Many people in the LGBT community face an issue when it comes to divorce that their peers in heterosexual relationships generally do not: fear of losing their children due to a lack of genetic and legal ties.
In fact, this lack of official recognition can keep some partners in unhappy marriages for years. They are afraid if they pursue divorce and the other parent asserts full rights, the courts will decide that the nonlegal parent has no place in the child’s life.
How it happens
LGBT families develop and flourish in all shapes and sizes. For example, there is adoption, which has its own subset of shapes and sizes. A couple may adopt a child together, or one partner, while he or she was single, adopted the child. Couples who want to cover all of their legal bases should ensure that both parents have official ties to the children.
Unfortunately, a parent who planned for the child from the beginning and who has helped raise the child for years but has yet to officially adopt the child is at risk of possibly losing the child in a divorce. Even in divorces that seem like they could be amicable, a parent can be blindsided if the other parent decides to take advantage of the fact that the co-parent has no legal ties to the child.
The law is progressing
Family law has progressed a long way. Judges have more leeway to consider what the best interests of the children are.

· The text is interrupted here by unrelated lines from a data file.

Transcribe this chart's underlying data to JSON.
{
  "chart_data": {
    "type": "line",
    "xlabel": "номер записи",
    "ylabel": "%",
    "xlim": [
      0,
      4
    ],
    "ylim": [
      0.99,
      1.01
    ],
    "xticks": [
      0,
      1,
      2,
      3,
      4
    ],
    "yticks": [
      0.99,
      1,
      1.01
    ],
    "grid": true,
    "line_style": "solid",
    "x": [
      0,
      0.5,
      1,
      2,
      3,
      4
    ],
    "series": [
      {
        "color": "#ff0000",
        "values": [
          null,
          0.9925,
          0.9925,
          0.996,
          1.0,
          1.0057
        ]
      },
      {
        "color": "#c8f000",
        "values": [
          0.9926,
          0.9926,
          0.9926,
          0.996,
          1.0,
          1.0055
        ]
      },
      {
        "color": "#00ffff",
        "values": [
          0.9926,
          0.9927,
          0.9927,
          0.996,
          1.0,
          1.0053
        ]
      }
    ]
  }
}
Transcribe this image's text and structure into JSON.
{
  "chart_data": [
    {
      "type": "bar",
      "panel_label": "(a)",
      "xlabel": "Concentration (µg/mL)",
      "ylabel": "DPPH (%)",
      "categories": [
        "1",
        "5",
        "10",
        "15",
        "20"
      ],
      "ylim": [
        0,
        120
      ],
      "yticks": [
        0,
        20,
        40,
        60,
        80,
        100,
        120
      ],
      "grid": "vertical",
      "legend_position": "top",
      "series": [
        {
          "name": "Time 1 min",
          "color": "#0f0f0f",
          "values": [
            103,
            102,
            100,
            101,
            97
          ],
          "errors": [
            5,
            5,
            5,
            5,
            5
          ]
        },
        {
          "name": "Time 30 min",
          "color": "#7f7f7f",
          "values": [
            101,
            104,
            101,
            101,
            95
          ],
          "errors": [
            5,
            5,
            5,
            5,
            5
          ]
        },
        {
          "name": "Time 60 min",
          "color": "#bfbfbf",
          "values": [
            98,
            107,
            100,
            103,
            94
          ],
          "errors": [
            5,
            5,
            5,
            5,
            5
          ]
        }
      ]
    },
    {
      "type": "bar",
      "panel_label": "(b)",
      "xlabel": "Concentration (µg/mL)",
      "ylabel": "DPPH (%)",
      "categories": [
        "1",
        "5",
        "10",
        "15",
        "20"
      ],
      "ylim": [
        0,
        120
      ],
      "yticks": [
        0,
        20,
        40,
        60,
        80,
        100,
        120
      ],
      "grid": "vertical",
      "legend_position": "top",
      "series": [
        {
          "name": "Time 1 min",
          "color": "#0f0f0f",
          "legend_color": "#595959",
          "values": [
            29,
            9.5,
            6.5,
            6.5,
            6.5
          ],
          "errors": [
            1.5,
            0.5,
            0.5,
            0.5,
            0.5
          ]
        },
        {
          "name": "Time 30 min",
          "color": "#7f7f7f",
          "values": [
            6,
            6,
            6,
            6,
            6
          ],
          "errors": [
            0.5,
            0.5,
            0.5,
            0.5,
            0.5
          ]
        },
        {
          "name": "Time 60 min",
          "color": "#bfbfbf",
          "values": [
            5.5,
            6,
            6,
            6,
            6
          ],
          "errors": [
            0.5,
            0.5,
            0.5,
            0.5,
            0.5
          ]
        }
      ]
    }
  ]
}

Those who are the parent of a child in every way that counts, just not legally and biologically, can draw from statements from friends and family members and use family photos and letters from the children to show that they deserve to keep a prominent place in their children’s lives. A lawyer can help them do that.
One thing they should aim to do is adopt the children even if the divorce progresses well. Adoption ensures they always have legal standing and will give them much peace of mind. Counseling can help them and their co-parents agree on the best approach.